The UK Kennel Club’s release of its 20 most popular dogs shows a worrying decline in number of the country’s oldest native breed. Read on to find out which…
By, 26 Nov 2019
The publication of the KC’s quarterly chart of the most popular breeds makes for interesting reading. Near the top of the pile - where they have been for a few years now - are the Labradors and the French Bulldogs, each vying year on year for the top spot. This year so far, however, it is the Staffy that sits proudly on top.
But at the bottom of the list changes herald a swerve of nationwide tastes. In particular, this year is marred by the serious decline in popularity of the Pointer, a native British dog that is said to have first been bred in the 1650s.
Historically deployed to hunt game, the Pointer has never been the most popular dog in the world. However, it had (and still has) its followers.
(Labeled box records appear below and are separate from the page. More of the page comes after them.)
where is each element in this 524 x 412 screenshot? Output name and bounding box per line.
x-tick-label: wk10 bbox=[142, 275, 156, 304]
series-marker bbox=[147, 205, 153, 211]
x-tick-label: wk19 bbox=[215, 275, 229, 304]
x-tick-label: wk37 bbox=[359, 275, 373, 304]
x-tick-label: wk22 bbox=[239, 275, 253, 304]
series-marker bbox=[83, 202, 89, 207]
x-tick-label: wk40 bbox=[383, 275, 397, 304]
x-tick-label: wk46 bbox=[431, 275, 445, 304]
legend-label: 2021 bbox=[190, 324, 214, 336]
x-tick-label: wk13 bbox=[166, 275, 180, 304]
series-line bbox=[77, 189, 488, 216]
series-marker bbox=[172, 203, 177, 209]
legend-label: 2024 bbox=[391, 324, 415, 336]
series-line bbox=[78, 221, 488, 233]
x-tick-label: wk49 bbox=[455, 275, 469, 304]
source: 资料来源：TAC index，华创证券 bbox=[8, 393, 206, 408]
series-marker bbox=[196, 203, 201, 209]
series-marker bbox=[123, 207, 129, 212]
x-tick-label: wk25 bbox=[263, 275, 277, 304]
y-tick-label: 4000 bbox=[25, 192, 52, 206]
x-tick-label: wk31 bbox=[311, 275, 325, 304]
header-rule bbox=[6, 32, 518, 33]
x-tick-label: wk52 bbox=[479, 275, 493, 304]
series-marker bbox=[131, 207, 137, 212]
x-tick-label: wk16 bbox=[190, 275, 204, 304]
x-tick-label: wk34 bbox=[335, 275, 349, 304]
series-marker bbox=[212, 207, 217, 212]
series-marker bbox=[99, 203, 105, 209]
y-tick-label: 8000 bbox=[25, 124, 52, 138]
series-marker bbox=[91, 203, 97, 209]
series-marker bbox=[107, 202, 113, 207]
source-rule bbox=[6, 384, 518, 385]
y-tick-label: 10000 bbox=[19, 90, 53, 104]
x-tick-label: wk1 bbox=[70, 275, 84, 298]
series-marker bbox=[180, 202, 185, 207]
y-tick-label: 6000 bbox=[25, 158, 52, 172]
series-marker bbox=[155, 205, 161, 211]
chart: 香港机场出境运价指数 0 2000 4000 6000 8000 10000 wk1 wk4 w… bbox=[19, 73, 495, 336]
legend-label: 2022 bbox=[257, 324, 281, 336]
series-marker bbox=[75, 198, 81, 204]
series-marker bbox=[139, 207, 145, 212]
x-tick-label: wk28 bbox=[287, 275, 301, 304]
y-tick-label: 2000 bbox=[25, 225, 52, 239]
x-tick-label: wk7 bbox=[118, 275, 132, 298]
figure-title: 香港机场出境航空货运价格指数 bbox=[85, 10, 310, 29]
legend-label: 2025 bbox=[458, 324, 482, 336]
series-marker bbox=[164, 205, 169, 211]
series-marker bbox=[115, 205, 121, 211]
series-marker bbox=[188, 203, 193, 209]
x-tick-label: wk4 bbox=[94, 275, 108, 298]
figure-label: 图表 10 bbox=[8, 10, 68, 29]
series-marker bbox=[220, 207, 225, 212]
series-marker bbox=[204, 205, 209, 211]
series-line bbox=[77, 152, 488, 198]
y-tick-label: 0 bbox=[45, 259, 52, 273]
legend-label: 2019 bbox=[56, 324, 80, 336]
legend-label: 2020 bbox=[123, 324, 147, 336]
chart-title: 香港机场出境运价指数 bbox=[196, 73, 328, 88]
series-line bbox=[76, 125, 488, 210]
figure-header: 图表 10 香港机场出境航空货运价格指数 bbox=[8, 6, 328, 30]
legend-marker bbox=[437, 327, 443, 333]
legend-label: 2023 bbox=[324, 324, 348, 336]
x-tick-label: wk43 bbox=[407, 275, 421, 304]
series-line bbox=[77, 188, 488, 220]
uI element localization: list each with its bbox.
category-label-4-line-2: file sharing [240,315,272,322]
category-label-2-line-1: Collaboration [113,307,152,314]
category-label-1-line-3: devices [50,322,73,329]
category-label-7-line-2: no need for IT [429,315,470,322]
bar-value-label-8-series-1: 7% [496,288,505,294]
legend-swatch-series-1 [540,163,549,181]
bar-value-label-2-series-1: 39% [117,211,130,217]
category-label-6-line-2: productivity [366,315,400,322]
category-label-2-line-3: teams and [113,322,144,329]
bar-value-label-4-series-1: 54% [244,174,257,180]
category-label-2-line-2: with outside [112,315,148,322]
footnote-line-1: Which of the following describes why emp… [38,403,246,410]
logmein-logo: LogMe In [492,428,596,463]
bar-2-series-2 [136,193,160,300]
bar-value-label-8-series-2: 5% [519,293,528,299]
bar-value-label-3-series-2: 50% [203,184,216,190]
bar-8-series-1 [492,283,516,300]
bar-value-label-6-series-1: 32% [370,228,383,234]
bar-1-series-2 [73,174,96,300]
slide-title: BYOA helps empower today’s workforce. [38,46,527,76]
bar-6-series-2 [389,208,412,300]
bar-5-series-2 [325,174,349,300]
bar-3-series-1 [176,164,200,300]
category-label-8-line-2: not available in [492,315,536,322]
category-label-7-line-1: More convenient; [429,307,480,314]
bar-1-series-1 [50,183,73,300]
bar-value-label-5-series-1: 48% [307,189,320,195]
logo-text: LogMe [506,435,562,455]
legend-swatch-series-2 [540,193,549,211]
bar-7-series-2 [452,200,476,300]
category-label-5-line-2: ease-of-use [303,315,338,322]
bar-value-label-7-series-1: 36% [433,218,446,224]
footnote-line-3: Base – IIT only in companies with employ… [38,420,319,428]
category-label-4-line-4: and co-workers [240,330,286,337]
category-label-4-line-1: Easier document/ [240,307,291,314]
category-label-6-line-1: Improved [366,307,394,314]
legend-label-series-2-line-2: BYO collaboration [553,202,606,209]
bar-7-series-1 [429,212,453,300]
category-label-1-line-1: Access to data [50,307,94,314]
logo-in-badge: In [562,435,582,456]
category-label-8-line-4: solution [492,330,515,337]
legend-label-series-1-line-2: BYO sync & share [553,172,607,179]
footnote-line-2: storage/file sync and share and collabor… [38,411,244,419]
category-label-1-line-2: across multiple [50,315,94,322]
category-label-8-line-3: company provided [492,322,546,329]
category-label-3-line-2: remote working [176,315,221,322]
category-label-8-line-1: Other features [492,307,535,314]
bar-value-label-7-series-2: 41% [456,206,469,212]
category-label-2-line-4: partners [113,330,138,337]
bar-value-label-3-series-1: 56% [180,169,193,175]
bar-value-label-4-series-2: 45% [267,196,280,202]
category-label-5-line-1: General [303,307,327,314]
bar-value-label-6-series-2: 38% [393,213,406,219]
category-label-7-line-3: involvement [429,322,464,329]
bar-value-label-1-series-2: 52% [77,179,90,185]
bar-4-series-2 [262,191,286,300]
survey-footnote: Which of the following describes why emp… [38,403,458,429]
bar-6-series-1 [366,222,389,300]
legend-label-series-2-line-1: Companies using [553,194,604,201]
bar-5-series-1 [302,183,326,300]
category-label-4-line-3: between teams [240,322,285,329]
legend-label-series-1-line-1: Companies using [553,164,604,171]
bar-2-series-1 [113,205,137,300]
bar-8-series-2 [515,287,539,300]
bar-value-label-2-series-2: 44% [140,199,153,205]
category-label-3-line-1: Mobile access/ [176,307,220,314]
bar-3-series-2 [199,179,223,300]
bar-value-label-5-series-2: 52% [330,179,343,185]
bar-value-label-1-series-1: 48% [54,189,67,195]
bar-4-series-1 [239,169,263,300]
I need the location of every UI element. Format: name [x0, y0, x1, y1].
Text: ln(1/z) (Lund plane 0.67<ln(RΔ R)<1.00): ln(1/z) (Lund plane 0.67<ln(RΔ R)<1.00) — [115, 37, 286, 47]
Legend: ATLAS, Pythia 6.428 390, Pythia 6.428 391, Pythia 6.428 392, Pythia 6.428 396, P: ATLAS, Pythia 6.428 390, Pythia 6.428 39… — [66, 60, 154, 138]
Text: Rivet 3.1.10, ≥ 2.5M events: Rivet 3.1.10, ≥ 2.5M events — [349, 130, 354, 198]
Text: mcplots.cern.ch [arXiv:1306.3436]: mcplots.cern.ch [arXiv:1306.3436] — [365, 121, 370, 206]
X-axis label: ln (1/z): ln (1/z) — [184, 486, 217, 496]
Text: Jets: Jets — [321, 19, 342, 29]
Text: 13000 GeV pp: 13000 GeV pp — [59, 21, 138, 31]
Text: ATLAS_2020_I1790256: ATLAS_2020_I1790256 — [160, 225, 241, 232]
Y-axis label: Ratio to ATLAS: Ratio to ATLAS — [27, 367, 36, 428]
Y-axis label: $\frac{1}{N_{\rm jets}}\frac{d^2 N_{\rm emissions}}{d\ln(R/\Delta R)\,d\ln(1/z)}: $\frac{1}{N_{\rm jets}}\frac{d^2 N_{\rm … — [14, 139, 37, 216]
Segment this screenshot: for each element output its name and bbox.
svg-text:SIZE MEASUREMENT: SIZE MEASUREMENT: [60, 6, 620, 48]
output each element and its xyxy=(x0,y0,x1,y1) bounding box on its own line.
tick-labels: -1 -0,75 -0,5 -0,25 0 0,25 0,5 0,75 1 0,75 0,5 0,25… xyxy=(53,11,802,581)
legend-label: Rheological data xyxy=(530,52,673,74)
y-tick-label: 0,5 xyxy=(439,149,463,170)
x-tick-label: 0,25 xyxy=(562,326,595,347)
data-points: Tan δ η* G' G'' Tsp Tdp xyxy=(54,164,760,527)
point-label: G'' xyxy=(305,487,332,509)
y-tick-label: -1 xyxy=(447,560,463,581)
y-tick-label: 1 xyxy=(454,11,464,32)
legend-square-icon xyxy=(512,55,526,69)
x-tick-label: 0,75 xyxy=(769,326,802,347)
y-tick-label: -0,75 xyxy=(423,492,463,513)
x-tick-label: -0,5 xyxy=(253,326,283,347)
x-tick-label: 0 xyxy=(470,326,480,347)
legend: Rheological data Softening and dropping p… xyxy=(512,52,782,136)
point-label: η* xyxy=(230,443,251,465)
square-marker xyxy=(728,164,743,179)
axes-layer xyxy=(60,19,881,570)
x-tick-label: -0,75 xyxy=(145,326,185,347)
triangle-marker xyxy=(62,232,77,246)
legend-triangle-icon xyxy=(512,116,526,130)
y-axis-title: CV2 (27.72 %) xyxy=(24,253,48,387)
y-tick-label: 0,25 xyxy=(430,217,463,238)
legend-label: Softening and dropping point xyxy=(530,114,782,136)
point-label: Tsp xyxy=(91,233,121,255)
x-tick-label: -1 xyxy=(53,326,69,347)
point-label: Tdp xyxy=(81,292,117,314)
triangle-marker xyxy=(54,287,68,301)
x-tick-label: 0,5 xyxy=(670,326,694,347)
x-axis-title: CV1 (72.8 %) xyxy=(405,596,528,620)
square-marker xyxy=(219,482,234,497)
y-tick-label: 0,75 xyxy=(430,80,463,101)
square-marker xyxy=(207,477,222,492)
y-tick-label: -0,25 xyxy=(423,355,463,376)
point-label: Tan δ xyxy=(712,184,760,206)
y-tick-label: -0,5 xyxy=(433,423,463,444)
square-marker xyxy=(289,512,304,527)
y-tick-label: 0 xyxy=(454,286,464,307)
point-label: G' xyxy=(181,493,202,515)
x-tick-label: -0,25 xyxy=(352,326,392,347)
They are dogs that love exercise (sometimes called a galloping breed) and are congenial and loving.
But today, writes Country Living, the Pointer is in danger of being put on the KC’s Watch List.
“According to the research,” says Bill Lambert, a spokesperson for the Kennel Club, “the breed could see only 436 registrations by the end of the year if its rate of decline continues."
Reasons for the decline
A popularity slump is hard to pinpoint. But according to Mr Lambert, European dogs and dogs that feature in movies or successful TV programs are on the up.
“People simply forget there are so many different dog breeds,” Lambert told Country Living, “with different personalities and characteristics, and it’s not just the popular, well-known ones that make a great match for our varying lifestyles.”
“These latest figures show that whilst some historic native breeds like the Corgi are having a revival, others continue to fall rapidly in popularity and are genuinely at risk of disappearing.
“While we're lucky to have such diversity amongst our canine companions, it is worrying that old favourites like the Pointer and Parson Russell Terrier are dropping in numbers to historical lows.”